Estonia called for EU flexibility on the Pillar 2 global minimum tax, stressing small states’ right to decide implementation.
Estonia announced a call for flexibility in implementing the Pillar 2 global minimum tax during a recent EU finance ministers’ meeting on 13 November 2025, the Ministry of Finance said. The country is among five EU member states that have postponed certain Pillar 2 rules under Council Directive (EU) 2022/2523.
“We recognise that it may be difficult to reopen the directive, but will nevertheless continue to defend our simple and transparent tax system. Today’s discussion showed that more than ten Member States share similar concerns, which gives us reason for optimism. The issue has become one of European competitiveness, as other major economies are not applying the minimum tax in the same way,“ said Minister of Finance Jürgen Ligi.
When the global minimum tax agreement was reached under the OECD Inclusive Framework in 2021, it was supported by 137 jurisdictions. By 2025, 55 countries have implemented the system – in most cases voluntarily, deciding themselves whether and how to apply the rules. The EU is the only region where the rules have been made mandatory through a directive, leaving no national flexibility.
If large economies such as the US are granted carve-outs from the system, the same flexibility must also be available for small economies like Estonia. Otherwise, the level playing field will be distorted, EU competitiveness weakened, and strategic investment decisions affected.
Under the current EU directive, five Member States – Estonia, Latvia, Lithuania, Malta and Slovakia – may defer implementation until 2030. Estonia considers it essential that small countries maintain the right to decide on the implementation of the minimum tax also beyond that date.

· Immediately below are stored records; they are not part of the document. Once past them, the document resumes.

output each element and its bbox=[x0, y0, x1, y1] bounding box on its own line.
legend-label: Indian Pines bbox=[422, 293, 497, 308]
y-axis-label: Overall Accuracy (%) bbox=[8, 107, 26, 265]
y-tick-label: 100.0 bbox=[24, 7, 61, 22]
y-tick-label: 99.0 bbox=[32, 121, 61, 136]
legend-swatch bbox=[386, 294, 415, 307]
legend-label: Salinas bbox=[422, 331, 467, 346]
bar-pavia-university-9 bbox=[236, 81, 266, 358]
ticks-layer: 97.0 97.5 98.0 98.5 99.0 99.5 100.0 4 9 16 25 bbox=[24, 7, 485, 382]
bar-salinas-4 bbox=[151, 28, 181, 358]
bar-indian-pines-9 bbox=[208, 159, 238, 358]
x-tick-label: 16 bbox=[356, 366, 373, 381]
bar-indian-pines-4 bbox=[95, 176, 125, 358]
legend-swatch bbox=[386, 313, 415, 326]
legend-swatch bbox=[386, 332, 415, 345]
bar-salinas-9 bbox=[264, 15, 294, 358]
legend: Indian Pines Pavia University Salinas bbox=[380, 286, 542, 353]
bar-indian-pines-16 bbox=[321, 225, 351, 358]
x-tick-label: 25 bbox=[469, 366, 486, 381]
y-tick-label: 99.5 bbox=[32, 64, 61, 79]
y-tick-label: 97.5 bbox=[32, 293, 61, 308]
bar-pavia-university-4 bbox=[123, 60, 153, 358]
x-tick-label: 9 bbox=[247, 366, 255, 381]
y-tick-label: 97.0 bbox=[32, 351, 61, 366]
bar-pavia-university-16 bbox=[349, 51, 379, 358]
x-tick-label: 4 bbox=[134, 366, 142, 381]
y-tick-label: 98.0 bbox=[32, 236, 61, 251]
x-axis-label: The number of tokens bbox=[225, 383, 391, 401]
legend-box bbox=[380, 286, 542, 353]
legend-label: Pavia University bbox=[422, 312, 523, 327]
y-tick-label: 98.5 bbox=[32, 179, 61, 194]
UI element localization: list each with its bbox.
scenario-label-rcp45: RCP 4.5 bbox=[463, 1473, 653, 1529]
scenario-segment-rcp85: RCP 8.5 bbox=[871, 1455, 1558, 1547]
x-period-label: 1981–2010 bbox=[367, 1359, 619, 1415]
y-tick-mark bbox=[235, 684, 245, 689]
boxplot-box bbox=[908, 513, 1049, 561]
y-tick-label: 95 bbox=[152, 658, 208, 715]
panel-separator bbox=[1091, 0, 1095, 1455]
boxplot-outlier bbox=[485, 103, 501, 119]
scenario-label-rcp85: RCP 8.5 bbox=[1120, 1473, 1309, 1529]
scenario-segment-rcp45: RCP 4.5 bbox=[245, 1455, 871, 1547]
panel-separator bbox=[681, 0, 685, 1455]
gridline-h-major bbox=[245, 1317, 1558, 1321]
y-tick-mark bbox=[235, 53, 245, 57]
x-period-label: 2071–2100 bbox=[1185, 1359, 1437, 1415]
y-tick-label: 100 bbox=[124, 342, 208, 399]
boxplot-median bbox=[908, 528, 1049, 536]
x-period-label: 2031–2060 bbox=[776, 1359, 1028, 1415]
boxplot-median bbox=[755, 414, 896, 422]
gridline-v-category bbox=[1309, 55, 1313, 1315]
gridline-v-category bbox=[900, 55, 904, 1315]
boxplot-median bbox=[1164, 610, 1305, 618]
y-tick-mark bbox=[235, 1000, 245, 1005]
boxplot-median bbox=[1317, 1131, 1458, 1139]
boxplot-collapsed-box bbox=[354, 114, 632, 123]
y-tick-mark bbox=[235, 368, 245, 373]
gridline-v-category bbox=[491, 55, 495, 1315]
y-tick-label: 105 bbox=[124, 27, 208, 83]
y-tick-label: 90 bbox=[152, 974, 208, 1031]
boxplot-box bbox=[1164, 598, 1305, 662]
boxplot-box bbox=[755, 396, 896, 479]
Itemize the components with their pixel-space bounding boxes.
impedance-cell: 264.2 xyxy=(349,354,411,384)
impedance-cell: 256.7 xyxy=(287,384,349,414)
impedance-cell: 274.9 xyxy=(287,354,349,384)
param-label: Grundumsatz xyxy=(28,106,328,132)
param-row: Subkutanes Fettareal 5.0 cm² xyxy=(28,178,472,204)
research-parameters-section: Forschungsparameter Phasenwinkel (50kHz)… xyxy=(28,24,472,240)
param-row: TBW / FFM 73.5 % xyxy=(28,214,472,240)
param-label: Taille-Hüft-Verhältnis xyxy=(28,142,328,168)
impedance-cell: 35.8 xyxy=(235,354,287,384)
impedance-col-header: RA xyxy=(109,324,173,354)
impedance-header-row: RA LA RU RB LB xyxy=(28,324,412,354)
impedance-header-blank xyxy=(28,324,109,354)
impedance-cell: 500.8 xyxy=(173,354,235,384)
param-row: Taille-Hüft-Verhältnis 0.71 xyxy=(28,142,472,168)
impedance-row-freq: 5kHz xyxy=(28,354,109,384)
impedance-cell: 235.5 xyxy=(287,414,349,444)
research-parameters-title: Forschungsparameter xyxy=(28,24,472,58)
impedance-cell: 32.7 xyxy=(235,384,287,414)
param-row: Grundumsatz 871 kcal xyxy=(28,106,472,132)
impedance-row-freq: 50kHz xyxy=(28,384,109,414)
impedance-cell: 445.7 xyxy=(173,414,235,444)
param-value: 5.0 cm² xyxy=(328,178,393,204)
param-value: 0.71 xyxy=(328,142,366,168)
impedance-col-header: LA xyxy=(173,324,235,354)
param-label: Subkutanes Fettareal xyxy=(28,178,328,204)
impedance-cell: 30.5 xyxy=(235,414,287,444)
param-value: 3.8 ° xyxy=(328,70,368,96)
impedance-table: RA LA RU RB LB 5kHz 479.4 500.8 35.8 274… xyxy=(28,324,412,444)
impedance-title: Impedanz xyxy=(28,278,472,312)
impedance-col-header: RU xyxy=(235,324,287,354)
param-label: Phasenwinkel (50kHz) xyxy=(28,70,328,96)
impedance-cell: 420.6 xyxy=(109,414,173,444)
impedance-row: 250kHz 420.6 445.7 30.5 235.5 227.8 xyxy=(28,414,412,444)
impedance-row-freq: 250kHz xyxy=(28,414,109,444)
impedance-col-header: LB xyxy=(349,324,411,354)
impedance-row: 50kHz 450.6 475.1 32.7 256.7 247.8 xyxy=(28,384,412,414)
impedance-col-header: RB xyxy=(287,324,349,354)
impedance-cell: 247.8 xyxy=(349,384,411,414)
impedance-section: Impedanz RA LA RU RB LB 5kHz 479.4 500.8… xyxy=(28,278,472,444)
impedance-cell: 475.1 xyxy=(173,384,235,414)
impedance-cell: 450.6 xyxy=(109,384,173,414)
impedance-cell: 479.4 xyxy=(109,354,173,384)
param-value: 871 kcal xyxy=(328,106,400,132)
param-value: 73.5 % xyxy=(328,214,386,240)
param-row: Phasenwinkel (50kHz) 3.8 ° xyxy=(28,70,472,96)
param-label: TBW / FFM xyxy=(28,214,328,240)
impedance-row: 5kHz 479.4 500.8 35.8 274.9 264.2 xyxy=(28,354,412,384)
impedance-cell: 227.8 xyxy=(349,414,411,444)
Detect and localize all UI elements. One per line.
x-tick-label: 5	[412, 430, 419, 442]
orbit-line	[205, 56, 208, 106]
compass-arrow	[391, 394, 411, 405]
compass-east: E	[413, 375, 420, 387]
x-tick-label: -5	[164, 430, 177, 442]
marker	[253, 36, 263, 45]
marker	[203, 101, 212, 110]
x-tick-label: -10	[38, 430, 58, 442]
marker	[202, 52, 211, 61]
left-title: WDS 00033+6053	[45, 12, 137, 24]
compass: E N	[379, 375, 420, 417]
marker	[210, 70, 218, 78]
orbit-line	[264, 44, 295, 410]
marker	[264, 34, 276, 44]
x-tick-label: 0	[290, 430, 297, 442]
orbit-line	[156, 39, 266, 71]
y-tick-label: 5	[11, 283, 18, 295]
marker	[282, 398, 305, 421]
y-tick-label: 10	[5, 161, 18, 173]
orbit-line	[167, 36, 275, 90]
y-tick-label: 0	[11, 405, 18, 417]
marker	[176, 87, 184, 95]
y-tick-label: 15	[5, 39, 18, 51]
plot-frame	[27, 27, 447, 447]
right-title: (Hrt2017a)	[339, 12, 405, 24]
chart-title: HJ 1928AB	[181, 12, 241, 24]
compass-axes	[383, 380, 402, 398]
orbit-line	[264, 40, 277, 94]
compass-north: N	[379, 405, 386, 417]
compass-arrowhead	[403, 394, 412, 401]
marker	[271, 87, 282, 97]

Estonia is also concerned that substantial changes currently being discussed at the OECD could automatically become part of EU and national law. For such major amendments, the directive should be formally reopened, ensuring that national governments and parliaments remain part of the decision-making process.
At the same meeting, finance ministers also discussed financing Ukraine through the use of frozen Russian assets. Estonia supports the European Commission’s proposal to allocate part of the assets held at the European Central Bank to Ukraine through a limited liability loan agreement.
Estonia firmly holds the position that the aggressor must pay for the damage caused, and that the use of frozen assets provides a practical, albeit partial, way to ensure this responsibility.